Relevant articles were identified by searching PubMed MEDLINE at Pubmed (NLM) using the following search terms: (medullary carcinoma) OR (medullary thyroid cancer) OR (medullary thyroid carcinoma) OR (RET) OR (calcitonin) which yielded 30,095 articles on March 10, 2007. Limiting the search to include ‘‘humans’’; and ‘‘randomized controlled trials’’ or ‘‘meta-analysis’’ from (medullary carcinoma) OR (medullary thyroid cancer) OR (medullary thyroid carcinoma) yielded 12 articles, of which 8 were relevant and they were reviewed in detail by the Task Force. In addition to these articles, numerous additional relevant articles, book chapters, and other materials were also supplied by Task Force members, including works published after the initial search. Published works were utilized to devise this Guideline as referenced.

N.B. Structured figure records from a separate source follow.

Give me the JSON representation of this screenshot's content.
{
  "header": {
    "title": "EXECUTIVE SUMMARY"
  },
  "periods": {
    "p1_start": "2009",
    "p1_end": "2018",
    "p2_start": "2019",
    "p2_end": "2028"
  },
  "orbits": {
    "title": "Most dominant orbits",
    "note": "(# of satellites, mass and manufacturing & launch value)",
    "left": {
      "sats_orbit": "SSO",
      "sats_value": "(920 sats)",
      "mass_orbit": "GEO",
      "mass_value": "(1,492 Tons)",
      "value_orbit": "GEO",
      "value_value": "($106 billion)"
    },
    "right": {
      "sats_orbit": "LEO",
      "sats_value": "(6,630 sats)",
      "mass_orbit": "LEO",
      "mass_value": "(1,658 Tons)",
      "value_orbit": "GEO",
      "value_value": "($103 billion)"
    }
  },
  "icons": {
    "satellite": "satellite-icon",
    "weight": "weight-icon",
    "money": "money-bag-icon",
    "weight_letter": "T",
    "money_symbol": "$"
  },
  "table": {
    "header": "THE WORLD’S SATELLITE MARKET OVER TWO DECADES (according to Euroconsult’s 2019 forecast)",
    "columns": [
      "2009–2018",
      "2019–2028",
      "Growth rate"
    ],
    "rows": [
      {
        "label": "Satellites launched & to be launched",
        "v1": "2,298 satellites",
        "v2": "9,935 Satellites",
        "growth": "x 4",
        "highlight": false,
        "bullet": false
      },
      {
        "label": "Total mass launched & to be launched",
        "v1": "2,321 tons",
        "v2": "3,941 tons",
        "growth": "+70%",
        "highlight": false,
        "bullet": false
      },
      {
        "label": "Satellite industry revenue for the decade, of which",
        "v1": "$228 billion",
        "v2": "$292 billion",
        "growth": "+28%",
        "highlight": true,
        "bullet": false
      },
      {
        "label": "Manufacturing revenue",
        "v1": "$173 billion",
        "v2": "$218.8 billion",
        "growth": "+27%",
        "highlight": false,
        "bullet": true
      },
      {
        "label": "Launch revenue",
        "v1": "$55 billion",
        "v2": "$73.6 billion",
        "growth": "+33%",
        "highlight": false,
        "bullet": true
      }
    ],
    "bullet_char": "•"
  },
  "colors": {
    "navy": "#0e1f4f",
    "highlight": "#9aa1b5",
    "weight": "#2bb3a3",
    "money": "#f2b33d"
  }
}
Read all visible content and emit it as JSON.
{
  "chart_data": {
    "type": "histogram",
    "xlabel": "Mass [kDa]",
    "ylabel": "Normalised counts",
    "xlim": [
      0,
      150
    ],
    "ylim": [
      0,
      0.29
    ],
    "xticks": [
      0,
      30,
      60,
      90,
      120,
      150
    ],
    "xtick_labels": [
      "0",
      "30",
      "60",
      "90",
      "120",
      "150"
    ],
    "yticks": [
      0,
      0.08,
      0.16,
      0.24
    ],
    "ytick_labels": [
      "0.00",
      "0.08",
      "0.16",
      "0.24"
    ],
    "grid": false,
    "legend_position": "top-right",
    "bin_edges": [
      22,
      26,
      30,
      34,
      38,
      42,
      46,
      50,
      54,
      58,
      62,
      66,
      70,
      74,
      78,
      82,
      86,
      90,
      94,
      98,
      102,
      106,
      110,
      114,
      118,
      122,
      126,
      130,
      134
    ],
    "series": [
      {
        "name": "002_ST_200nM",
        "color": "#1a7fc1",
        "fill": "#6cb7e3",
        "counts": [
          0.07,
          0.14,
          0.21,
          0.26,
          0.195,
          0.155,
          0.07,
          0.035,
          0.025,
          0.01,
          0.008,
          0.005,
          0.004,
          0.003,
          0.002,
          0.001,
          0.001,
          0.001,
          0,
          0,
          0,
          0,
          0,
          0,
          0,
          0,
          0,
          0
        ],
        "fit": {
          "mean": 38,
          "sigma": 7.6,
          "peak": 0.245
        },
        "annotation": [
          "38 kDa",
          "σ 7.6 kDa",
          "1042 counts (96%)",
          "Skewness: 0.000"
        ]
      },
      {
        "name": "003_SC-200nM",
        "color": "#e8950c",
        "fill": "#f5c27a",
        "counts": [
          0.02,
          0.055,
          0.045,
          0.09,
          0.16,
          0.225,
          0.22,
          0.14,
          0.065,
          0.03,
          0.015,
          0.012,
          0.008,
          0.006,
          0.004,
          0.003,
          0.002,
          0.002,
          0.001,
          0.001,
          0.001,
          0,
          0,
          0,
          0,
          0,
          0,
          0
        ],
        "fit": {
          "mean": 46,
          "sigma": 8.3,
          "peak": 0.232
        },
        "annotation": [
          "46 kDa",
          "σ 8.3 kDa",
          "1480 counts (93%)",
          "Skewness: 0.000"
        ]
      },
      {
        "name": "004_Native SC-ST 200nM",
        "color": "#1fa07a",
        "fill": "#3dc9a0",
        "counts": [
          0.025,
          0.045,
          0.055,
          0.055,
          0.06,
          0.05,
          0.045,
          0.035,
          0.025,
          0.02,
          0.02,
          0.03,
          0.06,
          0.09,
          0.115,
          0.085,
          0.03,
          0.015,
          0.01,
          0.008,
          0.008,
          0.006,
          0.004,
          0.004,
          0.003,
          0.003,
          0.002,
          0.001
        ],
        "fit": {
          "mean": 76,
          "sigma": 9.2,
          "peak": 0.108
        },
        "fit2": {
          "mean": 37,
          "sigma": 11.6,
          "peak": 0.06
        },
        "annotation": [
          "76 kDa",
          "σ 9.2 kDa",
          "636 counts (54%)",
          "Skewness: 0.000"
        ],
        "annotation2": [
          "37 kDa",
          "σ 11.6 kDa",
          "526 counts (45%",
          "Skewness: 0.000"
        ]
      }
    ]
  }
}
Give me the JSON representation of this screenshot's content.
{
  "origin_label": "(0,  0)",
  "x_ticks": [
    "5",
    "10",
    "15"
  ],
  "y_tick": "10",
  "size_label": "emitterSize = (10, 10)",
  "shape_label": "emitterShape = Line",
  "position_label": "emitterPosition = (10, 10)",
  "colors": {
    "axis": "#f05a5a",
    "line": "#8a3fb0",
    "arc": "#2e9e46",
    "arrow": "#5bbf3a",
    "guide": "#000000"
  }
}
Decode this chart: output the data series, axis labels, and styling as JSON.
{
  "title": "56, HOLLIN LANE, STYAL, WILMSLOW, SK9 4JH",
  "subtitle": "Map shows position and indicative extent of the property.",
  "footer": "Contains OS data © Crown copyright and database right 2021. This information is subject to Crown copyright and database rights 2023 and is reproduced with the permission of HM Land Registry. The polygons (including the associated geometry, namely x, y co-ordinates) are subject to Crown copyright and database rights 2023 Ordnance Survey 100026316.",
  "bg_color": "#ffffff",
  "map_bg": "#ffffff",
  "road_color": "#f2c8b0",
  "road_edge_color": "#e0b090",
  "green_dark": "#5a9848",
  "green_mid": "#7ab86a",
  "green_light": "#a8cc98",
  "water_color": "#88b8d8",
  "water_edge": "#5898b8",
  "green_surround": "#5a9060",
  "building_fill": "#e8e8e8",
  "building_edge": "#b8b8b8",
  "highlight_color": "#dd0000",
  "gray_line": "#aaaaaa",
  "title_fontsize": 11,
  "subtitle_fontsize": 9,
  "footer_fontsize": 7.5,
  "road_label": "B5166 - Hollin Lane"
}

The Task Force categorized our recommendations using criteria adapted from the United States Preventive Services Task Force, Agency for Healthcare Research and Quality (Table 3) as was used in the ATA publication Management Guidelines for Patients with Thyroid Nodules and Differentiated Thyroid Cancer (5).

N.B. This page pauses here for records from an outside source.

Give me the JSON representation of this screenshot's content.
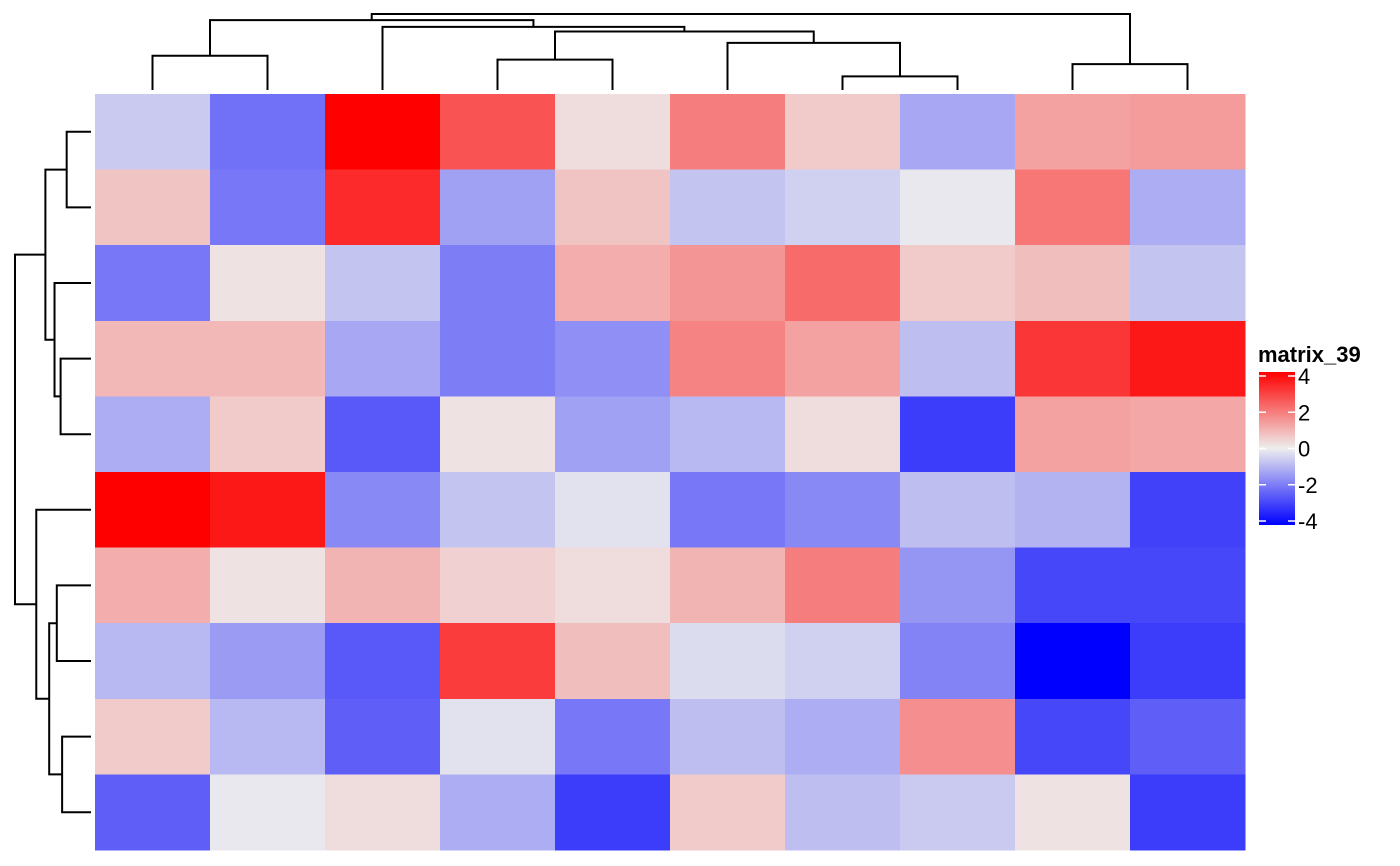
{
  "chart_data": {
    "type": "heatmap",
    "title": "",
    "rows": 10,
    "cols": 10,
    "values": [
      [
        -0.6,
        -2.1,
        4.0,
        2.6,
        0.3,
        1.9,
        0.6,
        -1.2,
        1.3,
        1.4
      ],
      [
        0.7,
        -2.0,
        3.3,
        -1.3,
        0.7,
        -0.7,
        -0.5,
        -0.1,
        2.0,
        -1.1
      ],
      [
        -2.0,
        0.2,
        -0.7,
        -1.9,
        1.1,
        1.5,
        2.2,
        0.6,
        0.8,
        -0.7
      ],
      [
        0.9,
        0.9,
        -1.2,
        -1.9,
        -1.6,
        1.8,
        1.3,
        -0.8,
        3.1,
        3.6
      ],
      [
        -1.1,
        0.6,
        -2.5,
        0.2,
        -1.3,
        -0.9,
        0.3,
        -3.0,
        1.3,
        1.2
      ],
      [
        4.0,
        3.6,
        -1.7,
        -0.7,
        -0.2,
        -2.0,
        -1.7,
        -0.8,
        -1.0,
        -2.9
      ],
      [
        1.1,
        0.2,
        1.0,
        0.5,
        0.3,
        1.0,
        1.9,
        -1.5,
        -2.8,
        -2.8
      ],
      [
        -0.9,
        -1.4,
        -2.5,
        3.0,
        0.8,
        -0.3,
        -0.5,
        -1.8,
        -4.2,
        -3.0
      ],
      [
        0.6,
        -0.9,
        -2.4,
        -0.2,
        -2.0,
        -0.8,
        -1.1,
        1.6,
        -2.8,
        -2.4
      ],
      [
        -2.4,
        -0.1,
        0.3,
        -1.1,
        -3.0,
        0.6,
        -0.8,
        -0.6,
        0.2,
        -3.0
      ]
    ],
    "color_scale": {
      "min": -4,
      "max": 4,
      "low_color": "#0000FF",
      "mid_color": "#EEEEEE",
      "high_color": "#FF0000"
    },
    "col_dendrogram": {
      "merges": [
        [
          6,
          7,
          0.18
        ],
        [
          8,
          9,
          0.34
        ],
        [
          0,
          1,
          0.45
        ],
        [
          3,
          4,
          0.4
        ],
        [
          5,
          6,
          0.62
        ],
        [
          3,
          5,
          0.77
        ],
        [
          2,
          3,
          0.83
        ],
        [
          0,
          2,
          0.92
        ],
        [
          0,
          8,
          1.0
        ]
      ]
    },
    "row_dendrogram": {
      "merges": [
        [
          0,
          1,
          0.32
        ],
        [
          3,
          4,
          0.4
        ],
        [
          8,
          9,
          0.38
        ],
        [
          2,
          3,
          0.48
        ],
        [
          6,
          7,
          0.45
        ],
        [
          0,
          2,
          0.6
        ],
        [
          6,
          8,
          0.55
        ],
        [
          5,
          6,
          0.72
        ],
        [
          0,
          5,
          1.0
        ]
      ]
    },
    "legend": {
      "title": "matrix_39",
      "ticks": [
        4,
        2,
        0,
        -2,
        -4
      ],
      "tick_labels": [
        "4",
        "2",
        "0",
        "-2",
        "-4"
      ],
      "position": "right"
    }
  }
}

Table 3. Strength of Recommendations Based on Available Evidence

Rating
Definition

A

Strongly recommends. The recommendation is based on good evidence that the service or intervention can improve important health outcomes. Evidence includes consistent results from well-designed, well-conducted studies in representative populations that directly assess effects on health outcomes.
B Recommends. The recommendation is based on fair evidence that the service or intervention can improve important health outcomes. The evidence is sufficient to determine effects on health outcomes, but the strength of the evidence is limited by the number, quality, or consistency of the individual studies; generalizability to routine practice; or indirect nature of the evidence on health outcomes.
C Recommends. The recommendation is based on expert opinion.
D Recommends against. The recommendation is based on expert opinion.
E Recommends against. The recommendation is based on fair evidence that the service or intervention does not improve important health outcomes or that harms outweigh benefits.
F Strongly recommends against. The recommendation is based on good evidence that the service or intervention does not improve important health outcomes or that harms outweigh benefits.
I Recommends neither for nor against. The panel concludes that the evidence is insufficient to recommend for or against providing the service or intervention because evidence is lacking that the service or intervention improves important health outcomes, the evidence is of poor quality, or the evidence is conflicting. As a result, the balance of benefits and harms cannot be determined.

Adapted from the U.S. Preventive Services Task Force, Agency for Healthcare Research and Quality.